Individuen, Gruppen, DNA
Konstruktion von „Urvölkern“ und „jüdischer Abstammung“ in genetischen Herkunftstests in der Schweiz
Die Debatte um Herkunftstests ist beispielhaft für aktuelle naturwissenschaftliche Diskurse um menschliche Diversität. Im Umgang mit den Testergebnissen zeigt sich wie Rassifizierung in der Verwobenheit biologischer und kultureller Bedeutungen erzeugt wird.

Foto: gemeinfrei auf flickr.com (2944065)
Im Oktober 2008 stellte der Westschweizer Grünen-Politiker Luc Recordon eine förmliche Anfrage an den Ständerat, die kleine Kammer des Schweizer Parlaments. Darin kritisierte er die „Verwendung von DNS-Tests für rassistische Zwecke“ und mahnte ein Verbot genetischer Herkunftstests an. Auslöser hierfür war die Vermarktungsstrategie des 2006 gestarteten Schweizer Unternehmens iGenea (Partner des US-amerikanischen Unternehmens FamilyTreeDNA), das u.a. die Möglichkeit bewarb, eine „jüdische Abstammung“ genetisch bestimmen zu lassen. Der Bundesrat wies ein Verbot jedoch mit dem Hinweis zurück, dass „individuelle Nachforschungen über die eigene Herkunft oder die eigenen genetischen Eigenschaften […] in der Schweiz unter Einhaltung der gesetzlichen Bestimmungen erlaubt sein“ sollten. Zudem sei die Gesetzeslage ausreichend, um „Missbräuche auch bei der hier zur Diskussion stehenden Anwendung von genetischen Untersuchungen zu verhindern“1 .

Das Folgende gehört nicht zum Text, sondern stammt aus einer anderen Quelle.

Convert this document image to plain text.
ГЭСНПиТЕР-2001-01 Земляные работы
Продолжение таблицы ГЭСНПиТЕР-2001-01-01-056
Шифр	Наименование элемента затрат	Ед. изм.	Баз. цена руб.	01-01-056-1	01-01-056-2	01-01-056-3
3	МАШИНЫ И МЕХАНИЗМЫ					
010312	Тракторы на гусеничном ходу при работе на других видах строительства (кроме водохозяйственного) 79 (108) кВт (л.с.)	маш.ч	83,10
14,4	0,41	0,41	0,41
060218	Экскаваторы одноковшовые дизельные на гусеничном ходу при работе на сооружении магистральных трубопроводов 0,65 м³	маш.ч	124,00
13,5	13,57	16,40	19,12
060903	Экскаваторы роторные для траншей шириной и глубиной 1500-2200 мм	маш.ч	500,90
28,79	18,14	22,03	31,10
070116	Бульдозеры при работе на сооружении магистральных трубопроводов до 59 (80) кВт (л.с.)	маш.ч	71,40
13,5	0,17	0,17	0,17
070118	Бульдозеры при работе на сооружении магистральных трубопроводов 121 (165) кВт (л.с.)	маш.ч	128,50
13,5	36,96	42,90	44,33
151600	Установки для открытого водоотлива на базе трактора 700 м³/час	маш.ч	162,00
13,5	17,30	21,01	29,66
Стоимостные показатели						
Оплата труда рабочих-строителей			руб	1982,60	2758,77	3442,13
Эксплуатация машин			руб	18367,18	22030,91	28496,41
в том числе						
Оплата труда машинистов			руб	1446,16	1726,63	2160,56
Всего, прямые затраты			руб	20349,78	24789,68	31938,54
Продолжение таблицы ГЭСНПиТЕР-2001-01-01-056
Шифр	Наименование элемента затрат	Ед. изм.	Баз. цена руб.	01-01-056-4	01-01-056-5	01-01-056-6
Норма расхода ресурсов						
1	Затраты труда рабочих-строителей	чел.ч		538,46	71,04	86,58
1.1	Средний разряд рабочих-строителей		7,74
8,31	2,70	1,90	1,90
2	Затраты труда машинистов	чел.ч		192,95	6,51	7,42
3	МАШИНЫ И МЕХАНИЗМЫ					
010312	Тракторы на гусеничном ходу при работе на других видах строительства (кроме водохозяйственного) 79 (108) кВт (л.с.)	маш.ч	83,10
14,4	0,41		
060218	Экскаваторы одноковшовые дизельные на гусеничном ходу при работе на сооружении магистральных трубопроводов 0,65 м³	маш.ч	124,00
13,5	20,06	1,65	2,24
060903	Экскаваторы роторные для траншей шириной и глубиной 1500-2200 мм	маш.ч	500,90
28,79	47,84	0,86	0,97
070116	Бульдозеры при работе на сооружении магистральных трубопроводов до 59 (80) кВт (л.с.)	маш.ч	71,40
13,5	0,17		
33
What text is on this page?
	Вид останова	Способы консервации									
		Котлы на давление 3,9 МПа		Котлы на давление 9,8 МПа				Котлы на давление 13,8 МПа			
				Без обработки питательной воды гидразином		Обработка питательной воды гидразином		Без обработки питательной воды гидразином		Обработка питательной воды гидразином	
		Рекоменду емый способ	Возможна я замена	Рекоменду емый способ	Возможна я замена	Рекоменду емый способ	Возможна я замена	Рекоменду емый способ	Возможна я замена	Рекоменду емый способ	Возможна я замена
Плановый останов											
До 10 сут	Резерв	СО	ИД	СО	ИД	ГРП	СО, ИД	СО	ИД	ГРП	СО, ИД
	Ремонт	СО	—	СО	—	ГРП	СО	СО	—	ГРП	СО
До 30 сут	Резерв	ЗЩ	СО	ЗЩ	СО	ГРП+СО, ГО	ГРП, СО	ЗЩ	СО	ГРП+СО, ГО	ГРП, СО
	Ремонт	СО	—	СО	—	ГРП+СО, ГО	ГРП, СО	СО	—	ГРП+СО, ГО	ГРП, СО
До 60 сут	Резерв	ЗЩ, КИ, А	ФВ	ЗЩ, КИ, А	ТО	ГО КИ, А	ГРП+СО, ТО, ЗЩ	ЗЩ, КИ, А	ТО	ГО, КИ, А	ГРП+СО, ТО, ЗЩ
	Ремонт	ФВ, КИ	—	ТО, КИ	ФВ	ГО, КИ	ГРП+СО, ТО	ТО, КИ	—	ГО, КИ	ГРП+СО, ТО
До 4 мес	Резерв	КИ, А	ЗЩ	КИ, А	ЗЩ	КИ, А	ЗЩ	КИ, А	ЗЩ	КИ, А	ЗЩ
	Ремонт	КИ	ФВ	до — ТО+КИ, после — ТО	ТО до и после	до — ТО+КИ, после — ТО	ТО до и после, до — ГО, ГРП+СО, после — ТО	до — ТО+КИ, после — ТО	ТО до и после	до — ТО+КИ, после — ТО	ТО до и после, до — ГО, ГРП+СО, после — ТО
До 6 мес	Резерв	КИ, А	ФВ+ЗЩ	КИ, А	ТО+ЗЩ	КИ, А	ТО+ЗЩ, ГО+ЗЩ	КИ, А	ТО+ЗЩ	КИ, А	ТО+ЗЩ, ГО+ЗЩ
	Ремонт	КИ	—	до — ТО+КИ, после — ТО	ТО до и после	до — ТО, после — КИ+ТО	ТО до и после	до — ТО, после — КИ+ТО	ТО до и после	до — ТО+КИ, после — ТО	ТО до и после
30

Recordons Anfrage zielte vor allem darauf ab, dass „Jüdischsein“ in den Tests zu einer Frage der Biologie erklärt wurde, was Reminiszenzen an die „rassenkundliche“ und eugenische Praxis des Nationalsozialismus wecke. iGenea selbst beschreibt auf seiner Webseite die genetische Herkunftsbestimmung als stochastisches Verfahren, das auf Varianzen in der DNA und deren statistische Häufung in verschiedenen Bevölkerungsgruppen gründe. Keine der resultierenden DNA-Varianten (sogenannte Haplogruppen) sei exklusiv für eine bestimmte Population. Auf der Basis genetischer Analysen ließen sich jedoch Rückschlüsse auf genealogische Beziehungen ziehen. Der „Rassebegriff“ selbst findet in den medialen Selbstdarstellungen und den Hauptseiten der Homepage des Unternehmens keinerlei Verwendung. iGenea operiert allerdings mit problematischen Begriffen wie „Urvölkern“, zu denen sie neben „Juden“ auch „Germanen, Kelten, Wikinger oder Basken“ zählen. Andere fragwürdige Gruppenbezeichnungen sind „Araber, Kurden, Roma, Slawen, Phönizier, Indogermanen“ sowie ca. drei Dutzend weitere. Recordons Kritik zielte in erster Linie auf die Biologisierung von Zugehörigkeit ab. Sie wurde allerdings mit dem Hinweis auf den Freizeitcharakter, die Harmlosigkeit und die Freiwilligkeit der angebotenen Tests abgewiesen. Die angewandten molekulargenetischen Verfahren, ihre Darstellung und Interpretation blieben in der gesamten Diskussion außen vor. Gerade in ihnen zeigt sich aber, wie Rassifizierungen (d.h. Erschaffung des sozialen Konstrukts „Rasse“ durch Kategorisierung und Hierarchisierung von Menschen anhand bestimmter Merkmale) als biologisch-kulturelle Kopp-lungen hervorgebracht und wirkmächtig werden.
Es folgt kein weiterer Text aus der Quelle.